My history in Support and SysAdmin work has been that being busy provides a never-ending series of small wins from each issue you resolve, ticket you close, KB article you write, etc. There is a lot of reactive work, but carving out time for longer-term benefits (without the small wins) feels like long-term investments for long-term wins. My current role is not like that at all. It's long-term investments for long-term wins, with nearly zero short-term wins. Has anyone else here made a career transition like that, from regular short-term wins (and the dopamine hits that come with them) to nearly zero short-term wins?
If so, how did you deal with the lack of short-term successes? What did you replace them with? Is this what people go through when they give up smoking and look for substitutes like lollipops or bubble gum?
Even in support management you can feel the wins by proxy as your team implements your coaching/mentoring.
I do like checking things off a list, but the items on the list have to matter.
This may sound silly, but my ADHD approach has always been to break large tasks into small one. For example, instead of "Clean my bedroom" as a kid, I made a list of all the small things I had to do to get there like "find laundry, pick up trash, put all the books on the shelf ..." As an adult, it still works. I make myself checklists of small steps for each project, and then I feel like I'm getting things done.
I certainly can relate, I went through this about a decade ago when I was handed a team for the first time and the priorities shifted from “me” to “us”. I remember it not being easy, because I certainly enjoyed “winning”. Over time, I’ve shifted my thinking away from goals (with quick wins) to systems instead. I do things every day, every week, every month, etc. with the implicit knowledge that they are part of my system, and over time I’ve developed a joyous feeling when the system continues to deliver the results I thought it would. Of course, there had to be many course corrections over the years, but overall, this thinking has been very helpful for my own sanity.

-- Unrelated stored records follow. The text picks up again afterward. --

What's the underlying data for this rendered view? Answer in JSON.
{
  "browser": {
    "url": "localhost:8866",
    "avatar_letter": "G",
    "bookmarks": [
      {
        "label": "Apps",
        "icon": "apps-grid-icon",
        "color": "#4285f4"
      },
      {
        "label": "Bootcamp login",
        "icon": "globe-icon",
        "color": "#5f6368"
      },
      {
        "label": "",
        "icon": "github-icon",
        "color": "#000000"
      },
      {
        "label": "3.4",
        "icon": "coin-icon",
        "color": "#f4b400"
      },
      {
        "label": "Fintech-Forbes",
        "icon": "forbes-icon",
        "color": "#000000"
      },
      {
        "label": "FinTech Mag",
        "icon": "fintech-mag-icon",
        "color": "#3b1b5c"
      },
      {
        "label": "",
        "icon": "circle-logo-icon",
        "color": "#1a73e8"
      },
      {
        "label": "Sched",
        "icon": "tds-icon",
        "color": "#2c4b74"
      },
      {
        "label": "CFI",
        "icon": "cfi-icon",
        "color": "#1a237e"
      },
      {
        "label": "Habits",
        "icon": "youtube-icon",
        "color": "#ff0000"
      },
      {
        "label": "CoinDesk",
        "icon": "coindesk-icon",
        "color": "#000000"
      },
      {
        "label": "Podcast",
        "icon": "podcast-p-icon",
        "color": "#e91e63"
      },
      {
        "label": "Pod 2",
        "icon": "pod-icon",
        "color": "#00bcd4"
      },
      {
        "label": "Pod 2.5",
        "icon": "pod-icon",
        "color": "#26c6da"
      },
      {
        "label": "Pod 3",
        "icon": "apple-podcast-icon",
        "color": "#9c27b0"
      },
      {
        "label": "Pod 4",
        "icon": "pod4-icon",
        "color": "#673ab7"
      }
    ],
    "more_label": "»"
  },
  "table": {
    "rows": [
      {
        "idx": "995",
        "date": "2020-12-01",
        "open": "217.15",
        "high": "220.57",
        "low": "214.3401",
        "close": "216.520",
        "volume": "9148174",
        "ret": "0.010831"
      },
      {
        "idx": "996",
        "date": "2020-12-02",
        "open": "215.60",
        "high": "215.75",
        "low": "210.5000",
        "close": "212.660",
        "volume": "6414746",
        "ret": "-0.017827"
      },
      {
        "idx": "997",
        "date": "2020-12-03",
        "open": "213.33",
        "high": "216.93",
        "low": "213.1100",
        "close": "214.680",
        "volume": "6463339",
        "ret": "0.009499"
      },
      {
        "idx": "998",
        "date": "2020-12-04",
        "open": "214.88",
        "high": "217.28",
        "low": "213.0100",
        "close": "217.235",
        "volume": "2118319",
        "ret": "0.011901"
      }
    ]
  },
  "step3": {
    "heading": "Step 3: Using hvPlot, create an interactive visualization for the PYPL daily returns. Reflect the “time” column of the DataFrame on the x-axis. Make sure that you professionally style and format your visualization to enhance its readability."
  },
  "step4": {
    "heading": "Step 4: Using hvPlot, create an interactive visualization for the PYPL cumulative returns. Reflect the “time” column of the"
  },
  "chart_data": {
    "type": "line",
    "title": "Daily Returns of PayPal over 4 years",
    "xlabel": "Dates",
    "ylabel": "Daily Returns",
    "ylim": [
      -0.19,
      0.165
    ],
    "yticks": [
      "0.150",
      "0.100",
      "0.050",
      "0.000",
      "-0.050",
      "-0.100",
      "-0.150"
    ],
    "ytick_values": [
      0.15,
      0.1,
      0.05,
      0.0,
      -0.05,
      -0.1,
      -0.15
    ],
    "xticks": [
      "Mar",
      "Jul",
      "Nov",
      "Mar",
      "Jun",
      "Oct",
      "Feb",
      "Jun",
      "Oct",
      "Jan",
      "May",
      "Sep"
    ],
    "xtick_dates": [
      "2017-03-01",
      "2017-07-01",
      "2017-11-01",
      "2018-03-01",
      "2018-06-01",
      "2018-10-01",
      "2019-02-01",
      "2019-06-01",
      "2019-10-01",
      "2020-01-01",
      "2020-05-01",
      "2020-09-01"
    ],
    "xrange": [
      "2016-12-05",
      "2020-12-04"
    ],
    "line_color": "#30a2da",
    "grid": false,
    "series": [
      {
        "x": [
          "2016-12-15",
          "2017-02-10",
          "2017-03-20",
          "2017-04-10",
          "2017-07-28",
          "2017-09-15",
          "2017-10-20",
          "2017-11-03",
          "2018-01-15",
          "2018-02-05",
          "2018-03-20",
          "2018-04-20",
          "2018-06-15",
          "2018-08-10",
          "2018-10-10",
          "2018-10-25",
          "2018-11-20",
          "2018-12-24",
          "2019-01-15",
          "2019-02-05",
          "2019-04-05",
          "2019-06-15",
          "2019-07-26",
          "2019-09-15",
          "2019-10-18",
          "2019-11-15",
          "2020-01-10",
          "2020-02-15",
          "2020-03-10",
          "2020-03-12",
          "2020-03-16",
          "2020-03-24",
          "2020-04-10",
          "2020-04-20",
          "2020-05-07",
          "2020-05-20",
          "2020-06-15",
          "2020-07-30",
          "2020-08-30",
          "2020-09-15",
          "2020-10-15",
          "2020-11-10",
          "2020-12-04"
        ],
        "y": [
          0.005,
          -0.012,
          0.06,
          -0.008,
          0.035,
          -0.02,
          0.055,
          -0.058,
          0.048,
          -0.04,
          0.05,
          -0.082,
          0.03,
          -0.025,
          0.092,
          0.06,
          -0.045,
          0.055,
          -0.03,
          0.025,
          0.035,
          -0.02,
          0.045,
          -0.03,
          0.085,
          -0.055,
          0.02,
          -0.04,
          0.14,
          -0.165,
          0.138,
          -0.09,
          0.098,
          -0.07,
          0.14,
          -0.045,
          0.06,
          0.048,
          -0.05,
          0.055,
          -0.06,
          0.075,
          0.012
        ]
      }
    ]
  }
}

Ashley Good point -- I am not my job, and my job is not me, but if I'm going to spend so much of the day doing things for pay, I makes a difference to me that those things help other people, not just pass the time. Still, good point. In my head I know that work does not validate someone's value, but all day long it feels better to do something that is helpful to someone else.
Thank you everyone. It helps.
I'll add one other point here. If you're in a role long enough, you'll start to see the payoff of those long term projects. Then you start to see them clicking over and over, just a few months or quarters or years behind. The delay could be painful, but if you stick it out it can be satisfying in a similar way.